One parameter, which is of highest interest to quantify cell adhesion potential, is the parameter r_J. In the physical model, r_J describes the horizontal electrical resistance of the cell culture media between the lower cell membrane and chip surface. If the cell membrane comes closer to the surface of the chip, r_J is increased – it is basically like a cable: the thinner, the higher the resistance or in this case - the better the attachment. So r_J can be used as a measure for adhesion potential.
As a proof of principle, human fibroblasts were seeded on CAN-Q Chips with different ECM coating (Collagene I, Poly-L-Lysin, Fibronectin and Laminin). After 24h, CAN-Spectroscopy measurements were performed to obtain r_J.
For analysis, again a cell detection algorithm was first used to identify single cells on the chip. For every detected cell, the adhesion parameter was calculated in the whole adhesion area. For interpretation, the largest value found per adhesion area was used to calculate a distribution over all cells attached.

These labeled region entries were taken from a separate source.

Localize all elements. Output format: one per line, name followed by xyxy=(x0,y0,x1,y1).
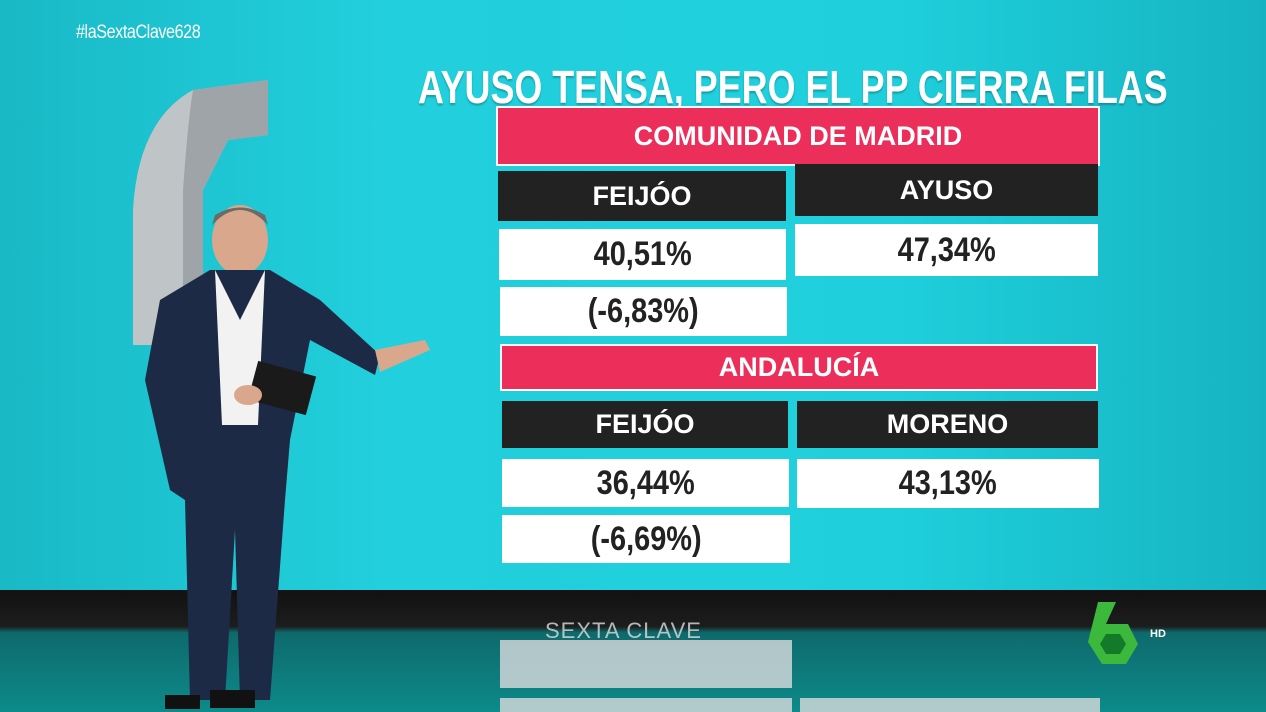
region-header: COMUNIDAD DE MADRID xyxy=(496,106,1100,166)
vote-value: 40,51% xyxy=(499,229,786,280)
program-logo: SEXTA CLAVE xyxy=(545,618,702,643)
sexta-clave-logo-icon xyxy=(133,80,268,345)
candidate-header: FEIJÓO xyxy=(502,401,788,448)
candidate-header: AYUSO xyxy=(795,164,1098,216)
reflection-box xyxy=(800,698,1100,712)
candidate-header: MORENO xyxy=(797,401,1098,448)
presenter-figure xyxy=(145,205,430,709)
candidate-header: FEIJÓO xyxy=(498,171,786,221)
hd-badge: HD xyxy=(1150,628,1166,640)
reflection-box xyxy=(500,698,792,712)
region-header: ANDALUCÍA xyxy=(500,344,1098,391)
lasexta-logo-icon xyxy=(1088,602,1138,664)
vote-value: 43,13% xyxy=(797,459,1099,508)
hashtag: #laSextaClave628 xyxy=(76,22,201,43)
vote-difference: (-6,69%) xyxy=(502,515,790,563)
headline: AYUSO TENSA, PERO EL PP CIERRA FILAS xyxy=(418,61,1168,113)
vote-difference: (-6,83%) xyxy=(500,287,787,336)
reflection-box xyxy=(500,640,792,688)
vote-value: 36,44% xyxy=(502,459,789,507)
vote-value: 47,34% xyxy=(795,224,1098,276)
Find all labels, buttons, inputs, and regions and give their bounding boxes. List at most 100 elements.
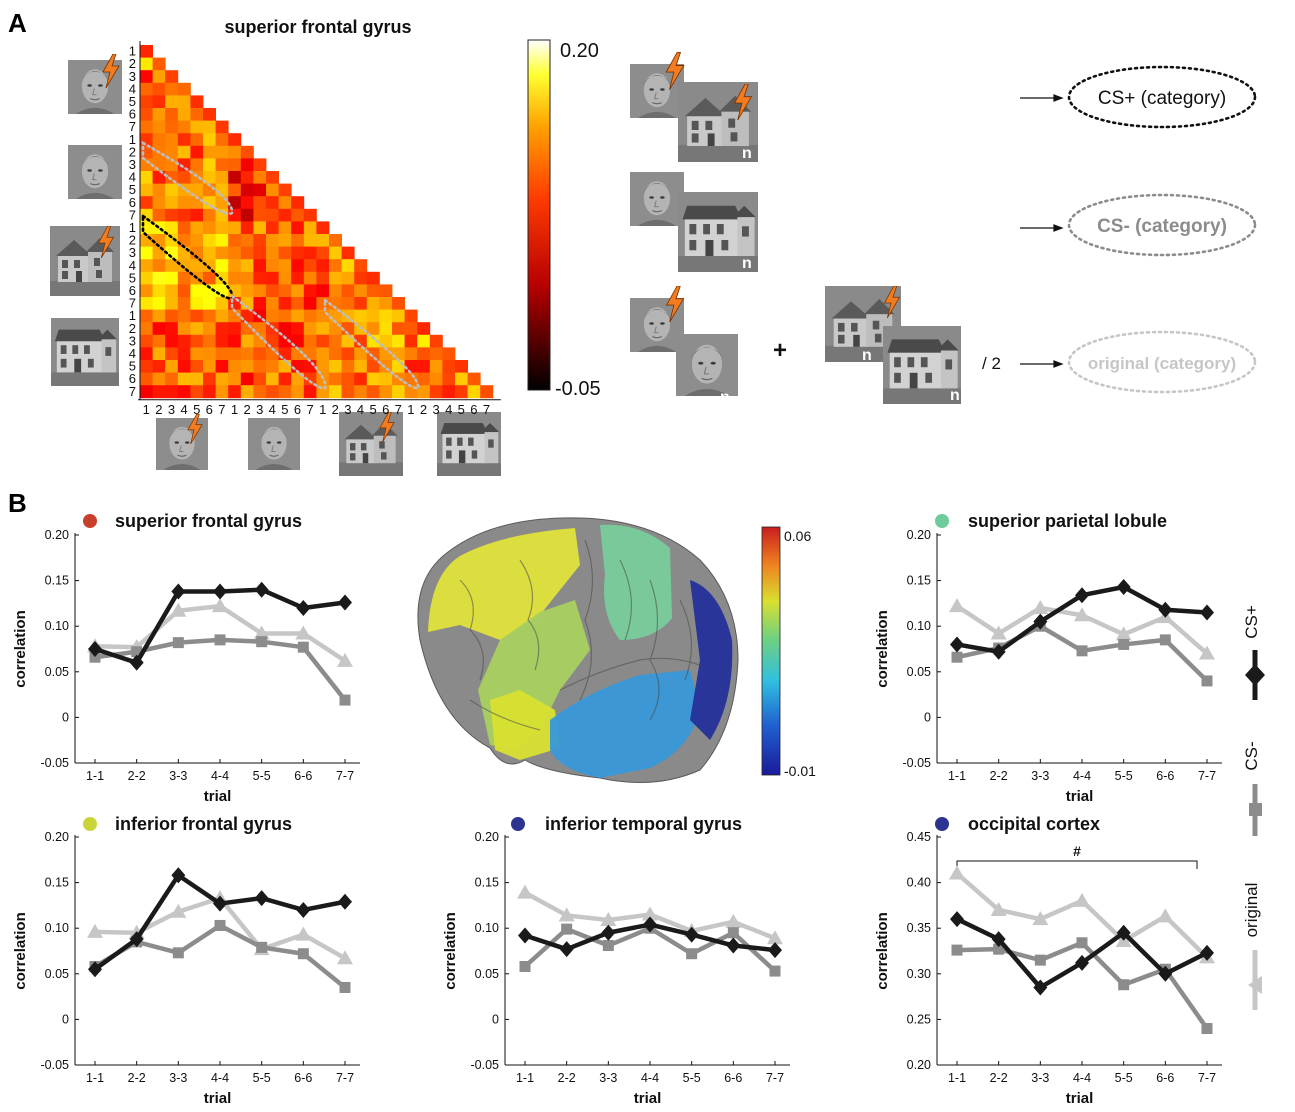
y-tick-label: 0.10 — [45, 921, 69, 935]
matrix-cell — [140, 108, 153, 121]
matrix-col-tick: 1 — [319, 402, 326, 417]
data-point-CS- — [519, 961, 531, 973]
x-tick-label: 5-5 — [253, 769, 271, 783]
matrix-cell — [379, 347, 393, 361]
matrix-cell — [228, 158, 242, 172]
matrix-cell — [303, 347, 317, 361]
matrix-cell — [455, 360, 468, 373]
matrix-cell — [228, 347, 242, 361]
matrix-cell — [392, 385, 405, 399]
matrix-row-tick: 5 — [129, 94, 136, 109]
matrix-row-tick: 5 — [129, 182, 136, 197]
matrix-cell — [140, 284, 153, 298]
n-marker: n — [742, 255, 752, 272]
matrix-cell — [165, 120, 179, 134]
x-tick-label: 4-4 — [1073, 769, 1091, 783]
matrix-cell — [278, 221, 292, 235]
matrix-col-tick: 3 — [432, 402, 439, 417]
x-tick-label: 1-1 — [86, 769, 104, 783]
matrix-cell — [190, 234, 204, 247]
data-point-original — [1115, 626, 1132, 641]
matrix-cell — [266, 297, 279, 310]
schema-cs-plus: n n — [630, 52, 758, 162]
matrix-cell — [152, 120, 166, 134]
matrix-cell — [278, 309, 292, 323]
matrix-cell — [228, 284, 242, 298]
matrix-cell — [266, 221, 279, 235]
data-point-CS- — [686, 948, 698, 960]
matrix-cell — [266, 347, 279, 361]
x-tick-label: 6-6 — [294, 1071, 312, 1085]
matrix-cell — [228, 133, 242, 147]
matrix-cell — [215, 297, 229, 310]
x-tick-label: 5-5 — [1115, 769, 1133, 783]
matrix-cell — [165, 70, 179, 84]
matrix-cell — [228, 334, 242, 348]
y-tick-label: 0.15 — [475, 876, 499, 890]
matrix-row-tick: 3 — [129, 333, 136, 348]
panel-label-a: A — [8, 8, 27, 38]
matrix-cell — [190, 108, 204, 121]
matrix-cell — [316, 322, 330, 336]
y-tick-label: 0.20 — [45, 830, 69, 844]
data-point-original — [1032, 911, 1049, 926]
significance-marker: # — [1073, 843, 1081, 859]
matrix-cell — [215, 196, 229, 210]
data-point-CS+ — [518, 927, 532, 944]
matrix-cell — [190, 259, 204, 273]
matrix-cell — [215, 259, 229, 273]
inferior-frontal-region — [490, 690, 560, 760]
matrix-cell — [177, 82, 191, 96]
matrix-cell — [140, 183, 153, 197]
matrix-cell — [366, 360, 380, 373]
data-point-original — [337, 652, 353, 667]
x-tick-label: 5-5 — [683, 1071, 701, 1085]
matrix-cell — [253, 284, 267, 298]
matrix-cell — [392, 309, 405, 323]
cs-plus-house-image — [339, 412, 403, 476]
matrix-cell — [215, 221, 229, 235]
matrix-cell — [266, 385, 279, 399]
y-axis-label: correlation — [874, 912, 891, 990]
chart-title: inferior temporal gyrus — [545, 814, 742, 834]
matrix-col-tick: 1 — [407, 402, 414, 417]
matrix-cell — [228, 259, 242, 273]
n-marker: n — [862, 347, 872, 364]
matrix-cell — [177, 347, 191, 361]
matrix-col-tick: 5 — [369, 402, 376, 417]
matrix-cell — [152, 183, 166, 197]
matrix-cell — [429, 360, 443, 373]
data-point-CS- — [297, 641, 309, 653]
y-tick-label: 0.20 — [907, 1058, 931, 1072]
original-outline-1 — [230, 293, 327, 390]
matrix-cell — [152, 360, 166, 373]
matrix-cell — [165, 108, 179, 121]
matrix-cell — [165, 221, 179, 235]
brain-colorbar-max-label: 0.06 — [784, 528, 811, 544]
matrix-cell — [417, 372, 431, 386]
matrix-cell — [140, 45, 153, 58]
matrix-cell — [240, 221, 254, 235]
matrix-cell — [152, 271, 166, 285]
matrix-cell — [215, 133, 229, 147]
matrix-cell — [203, 372, 216, 386]
matrix-cell — [291, 196, 305, 210]
matrix-cell — [177, 171, 191, 184]
matrix-cell — [253, 246, 267, 260]
matrix-cell — [203, 234, 216, 247]
data-point-original — [212, 598, 228, 613]
matrix-cell — [140, 372, 153, 386]
matrix-cell — [215, 322, 229, 336]
matrix-row-tick: 7 — [129, 384, 136, 399]
matrix-row-stimuli — [50, 54, 122, 386]
matrix-cell — [291, 385, 305, 399]
matrix-cell — [228, 297, 242, 310]
matrix-cell — [240, 259, 254, 273]
panel-label-b: B — [8, 488, 27, 518]
matrix-cell — [240, 196, 254, 210]
matrix-cell — [291, 221, 305, 235]
matrix-cell — [417, 385, 431, 399]
matrix-cell — [203, 309, 216, 323]
data-point-CS- — [1201, 675, 1213, 687]
matrix-cell — [228, 246, 242, 260]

BJJ Fibroblasts showed the same adhesion potential on fibronectin and on collagen I coated chips. For Poly-L-Lysin the adhesion was slightly increased, for laminin it was significantly increased.
Of course, the parameter r_J can be correlated with all other phenotypic information on a single cell level, providing more insights. Additionally, statistics on the r_J under a single cell can be applied, e.g. how homogenous is r_J in the adhesion area of the cell?